Lauren McCluskey’s case is considerably more complex. I have the utmost sympathy for her, her family, and all who knew her. No one deserves to be the victim of sexual extortion and murder. She was not “asking for it”.
At the same time, though, we must not blind ourselves to the lessons we ought to learn from her tragic end. It is always risky and frequently sinful to take intimate photos/video of ourselves, or to allow others to take them of us. I don’t think it’s a sin for a husband and wife to send such things to each other, but all it takes is one nosy co-worker. Then, that unguarded phone or logged-in Facebook account can produce something that will haunt you for decades.
Of course, producing and sharing explicit photos/video outside of marriage is always wrong. It’s also much riskier. Marriage, though it often isn’t, is at least supposed to be for life. More casual relationships aren’t. With those, it doesn’t take a third party to expose you. You can be betrayed by your ex, your hookup partner, the unwilling recipient of your clumsy come-on, or even some stranger on the Internet who talked you into flashing them.

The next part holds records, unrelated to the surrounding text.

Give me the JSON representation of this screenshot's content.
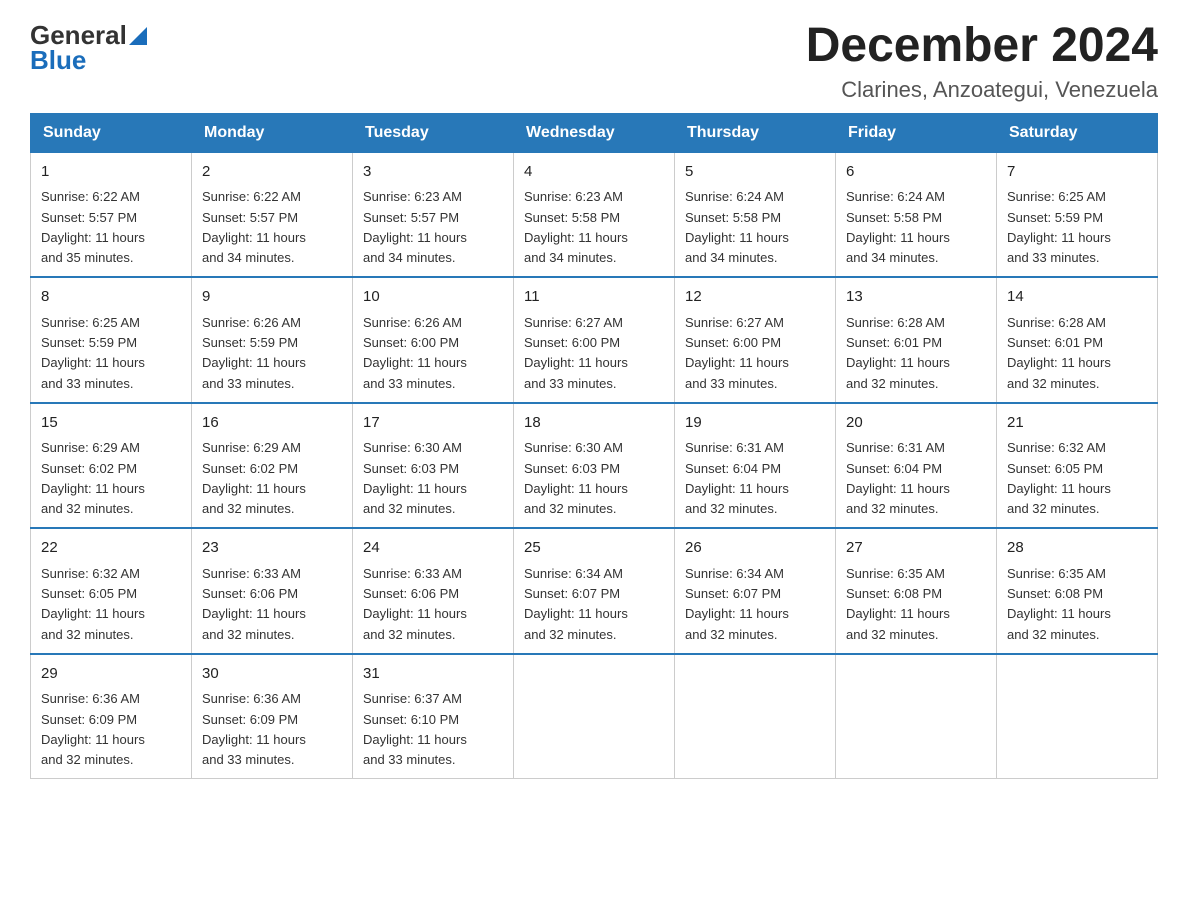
{
  "header": {
    "logo_general": "General",
    "logo_blue": "Blue",
    "month_title": "December 2024",
    "location": "Clarines, Anzoategui, Venezuela"
  },
  "columns": [
    "Sunday",
    "Monday",
    "Tuesday",
    "Wednesday",
    "Thursday",
    "Friday",
    "Saturday"
  ],
  "weeks": [
    [
      {
        "day": "1",
        "sunrise": "6:22 AM",
        "sunset": "5:57 PM",
        "daylight": "11 hours and 35 minutes."
      },
      {
        "day": "2",
        "sunrise": "6:22 AM",
        "sunset": "5:57 PM",
        "daylight": "11 hours and 34 minutes."
      },
      {
        "day": "3",
        "sunrise": "6:23 AM",
        "sunset": "5:57 PM",
        "daylight": "11 hours and 34 minutes."
      },
      {
        "day": "4",
        "sunrise": "6:23 AM",
        "sunset": "5:58 PM",
        "daylight": "11 hours and 34 minutes."
      },
      {
        "day": "5",
        "sunrise": "6:24 AM",
        "sunset": "5:58 PM",
        "daylight": "11 hours and 34 minutes."
      },
      {
        "day": "6",
        "sunrise": "6:24 AM",
        "sunset": "5:58 PM",
        "daylight": "11 hours and 34 minutes."
      },
      {
        "day": "7",
        "sunrise": "6:25 AM",
        "sunset": "5:59 PM",
        "daylight": "11 hours and 33 minutes."
      }
    ],
    [
      {
        "day": "8",
        "sunrise": "6:25 AM",
        "sunset": "5:59 PM",
        "daylight": "11 hours and 33 minutes."
      },
      {
        "day": "9",
        "sunrise": "6:26 AM",
        "sunset": "5:59 PM",
        "daylight": "11 hours and 33 minutes."
      },
      {
        "day": "10",
        "sunrise": "6:26 AM",
        "sunset": "6:00 PM",
        "daylight": "11 hours and 33 minutes."
      },
      {
        "day": "11",
        "sunrise": "6:27 AM",
        "sunset": "6:00 PM",
        "daylight": "11 hours and 33 minutes."
      },
      {
        "day": "12",
        "sunrise": "6:27 AM",
        "sunset": "6:00 PM",
        "daylight": "11 hours and 33 minutes."
      },
      {
        "day": "13",
        "sunrise": "6:28 AM",
        "sunset": "6:01 PM",
        "daylight": "11 hours and 32 minutes."
      },
      {
        "day": "14",
        "sunrise": "6:28 AM",
        "sunset": "6:01 PM",
        "daylight": "11 hours and 32 minutes."
      }
    ],
    [
      {
        "day": "15",
        "sunrise": "6:29 AM",
        "sunset": "6:02 PM",
        "daylight": "11 hours and 32 minutes."
      },
      {
        "day": "16",
        "sunrise": "6:29 AM",
        "sunset": "6:02 PM",
        "daylight": "11 hours and 32 minutes."
      },
      {
        "day": "17",
        "sunrise": "6:30 AM",
        "sunset": "6:03 PM",
        "daylight": "11 hours and 32 minutes."
      },
      {
        "day": "18",
        "sunrise": "6:30 AM",
        "sunset": "6:03 PM",
        "daylight": "11 hours and 32 minutes."
      },
      {
        "day": "19",
        "sunrise": "6:31 AM",
        "sunset": "6:04 PM",
        "daylight": "11 hours and 32 minutes."
      },
      {
        "day": "20",
        "sunrise": "6:31 AM",
        "sunset": "6:04 PM",
        "daylight": "11 hours and 32 minutes."
      },
      {
        "day": "21",
        "sunrise": "6:32 AM",
        "sunset": "6:05 PM",
        "daylight": "11 hours and 32 minutes."
      }
    ],
    [
      {
        "day": "22",
        "sunrise": "6:32 AM",
        "sunset": "6:05 PM",
        "daylight": "11 hours and 32 minutes."
      },
      {
        "day": "23",
        "sunrise": "6:33 AM",
        "sunset": "6:06 PM",
        "daylight": "11 hours and 32 minutes."
      },
      {
        "day": "24",
        "sunrise": "6:33 AM",
        "sunset": "6:06 PM",
        "daylight": "11 hours and 32 minutes."
      },
      {
        "day": "25",
        "sunrise": "6:34 AM",
        "sunset": "6:07 PM",
        "daylight": "11 hours and 32 minutes."
      },
      {
        "day": "26",
        "sunrise": "6:34 AM",
        "sunset": "6:07 PM",
        "daylight": "11 hours and 32 minutes."
      },
      {
        "day": "27",
        "sunrise": "6:35 AM",
        "sunset": "6:08 PM",
        "daylight": "11 hours and 32 minutes."
      },
      {
        "day": "28",
        "sunrise": "6:35 AM",
        "sunset": "6:08 PM",
        "daylight": "11 hours and 32 minutes."
      }
    ],
    [
      {
        "day": "29",
        "sunrise": "6:36 AM",
        "sunset": "6:09 PM",
        "daylight": "11 hours and 32 minutes."
      },
      {
        "day": "30",
        "sunrise": "6:36 AM",
        "sunset": "6:09 PM",
        "daylight": "11 hours and 33 minutes."
      },
      {
        "day": "31",
        "sunrise": "6:37 AM",
        "sunset": "6:10 PM",
        "daylight": "11 hours and 33 minutes."
      },
      null,
      null,
      null,
      null
    ]
  ],
  "labels": {
    "sunrise": "Sunrise:",
    "sunset": "Sunset:",
    "daylight": "Daylight:"
  }
}
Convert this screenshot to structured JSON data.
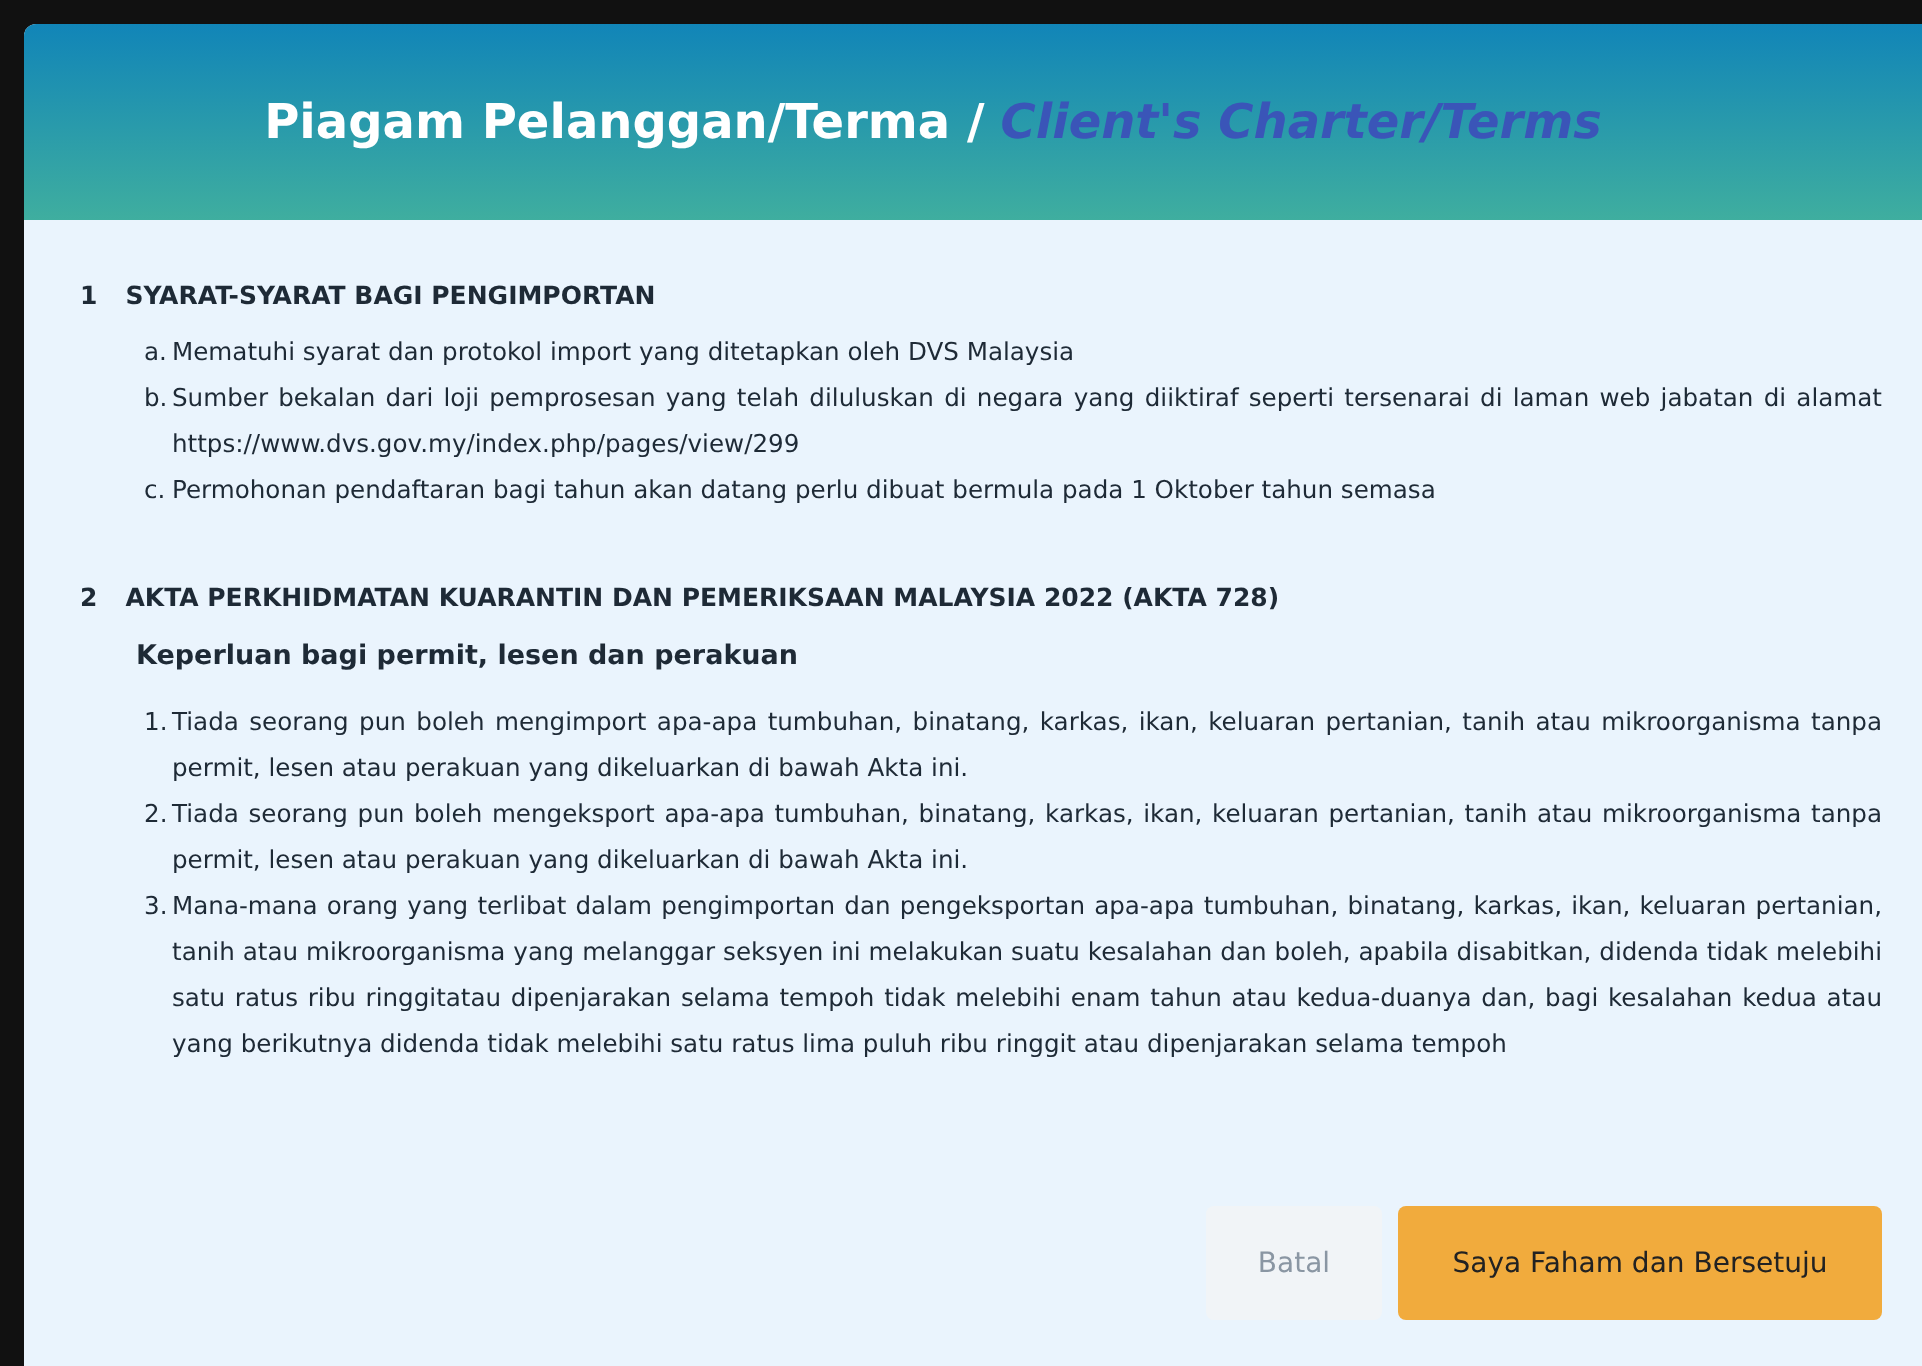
{
  "dialog": {
    "title": "Piagam Pelanggan/Terma /",
    "title_translation": "Client's Charter/Terms"
  },
  "sections": [
    {
      "number": "1",
      "heading": "SYARAT-SYARAT BAGI PENGIMPORTAN",
      "items": [
        {
          "marker": "a.",
          "text": "Mematuhi syarat dan protokol import yang ditetapkan oleh DVS Malaysia"
        },
        {
          "marker": "b.",
          "text": "Sumber bekalan dari loji pemprosesan yang telah diluluskan di negara yang diiktiraf seperti tersenarai di laman web jabatan di alamat https://www.dvs.gov.my/index.php/pages/view/299"
        },
        {
          "marker": "c.",
          "text": "Permohonan pendaftaran bagi tahun akan datang perlu dibuat bermula pada 1 Oktober tahun semasa"
        }
      ]
    },
    {
      "number": "2",
      "heading": "AKTA PERKHIDMATAN KUARANTIN DAN PEMERIKSAAN MALAYSIA 2022 (AKTA 728)",
      "subheading": "Keperluan bagi permit, lesen dan perakuan",
      "items": [
        {
          "marker": "1.",
          "text": "Tiada seorang pun boleh mengimport apa-apa tumbuhan, binatang, karkas, ikan, keluaran pertanian, tanih atau mikroorganisma tanpa permit, lesen atau perakuan yang dikeluarkan di bawah Akta ini."
        },
        {
          "marker": "2.",
          "text": "Tiada seorang pun boleh mengeksport apa-apa tumbuhan, binatang, karkas, ikan, keluaran pertanian, tanih atau mikroorganisma tanpa permit, lesen atau perakuan yang dikeluarkan di bawah Akta ini."
        },
        {
          "marker": "3.",
          "text": "Mana-mana orang yang terlibat dalam pengimportan dan pengeksportan apa-apa tumbuhan, binatang, karkas, ikan, keluaran pertanian, tanih atau mikroorganisma yang melanggar seksyen ini melakukan suatu kesalahan dan boleh, apabila disabitkan, didenda tidak melebihi satu ratus ribu ringgitatau dipenjarakan selama tempoh tidak melebihi enam tahun atau kedua-duanya dan, bagi kesalahan kedua atau yang berikutnya didenda tidak melebihi satu ratus lima puluh ribu ringgit atau dipenjarakan selama tempoh"
        }
      ]
    }
  ],
  "buttons": [
    {
      "label": "Batal",
      "kind": "secondary"
    },
    {
      "label": "Saya Faham dan Bersetuju",
      "kind": "primary"
    }
  ]
}
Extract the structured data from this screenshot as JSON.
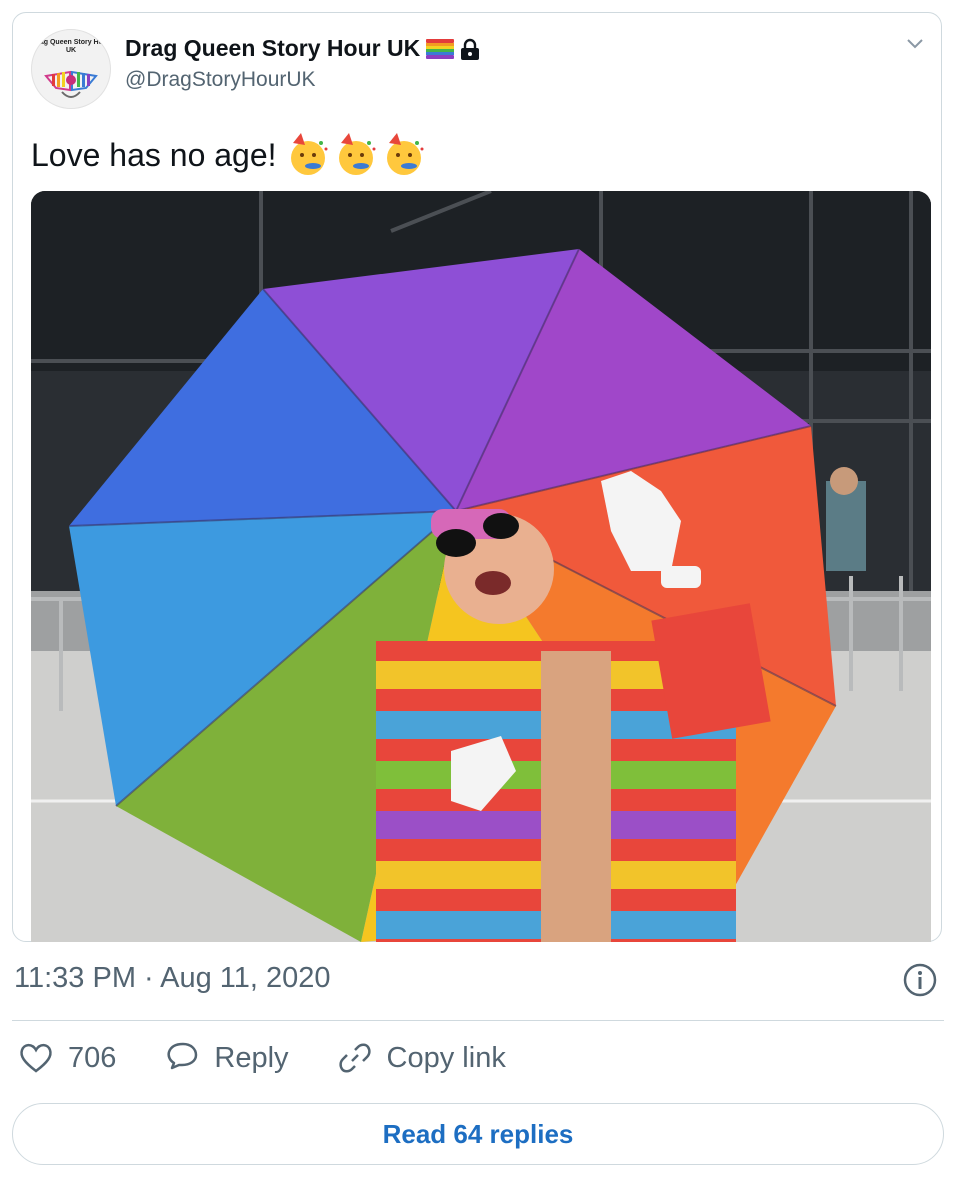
{
  "tweet": {
    "author_name": "Drag Queen Story Hour UK",
    "author_handle": "@DragStoryHourUK",
    "avatar_logo_text": "Drag Queen Story Hour UK",
    "name_icons": [
      "rainbow-flag-icon",
      "lock-icon"
    ],
    "text": "Love has no age!",
    "emojis": [
      "partying-face-emoji",
      "partying-face-emoji",
      "partying-face-emoji"
    ],
    "photo_description_icon": "photo",
    "timestamp": "11:33 PM · Aug 11, 2020"
  },
  "actions": {
    "like_count": "706",
    "reply_label": "Reply",
    "copy_link_label": "Copy link"
  },
  "read_replies_label": "Read 64 replies",
  "colors": {
    "accent": "#1d6ec2",
    "border": "#cfd9de",
    "secondary_text": "#536471"
  }
}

In fact, the momentum of our society makes this likely to occur. As the cynical saying goes, the Internet is for porn. When countless indecent pictures are already public, it seems reasonable to the possessor of an indecent picture of you to make it public too. Nor are worldly people likely to be deterred by the thought of the anguish it will cause you. In fact, they probably consider that part of the fun.
The spiritual consequences of sin always have been severe, but in this area, the physical consequences are quickly catching up. Because one moment of foolishness and evil can ruin us, we must be constantly on our guard. It may well be that the recording we don’t want anyone to see becomes the recording that everyone sees. As Paul points out in Ephesians 5:15-16, the days are evil. We had best walk carefully.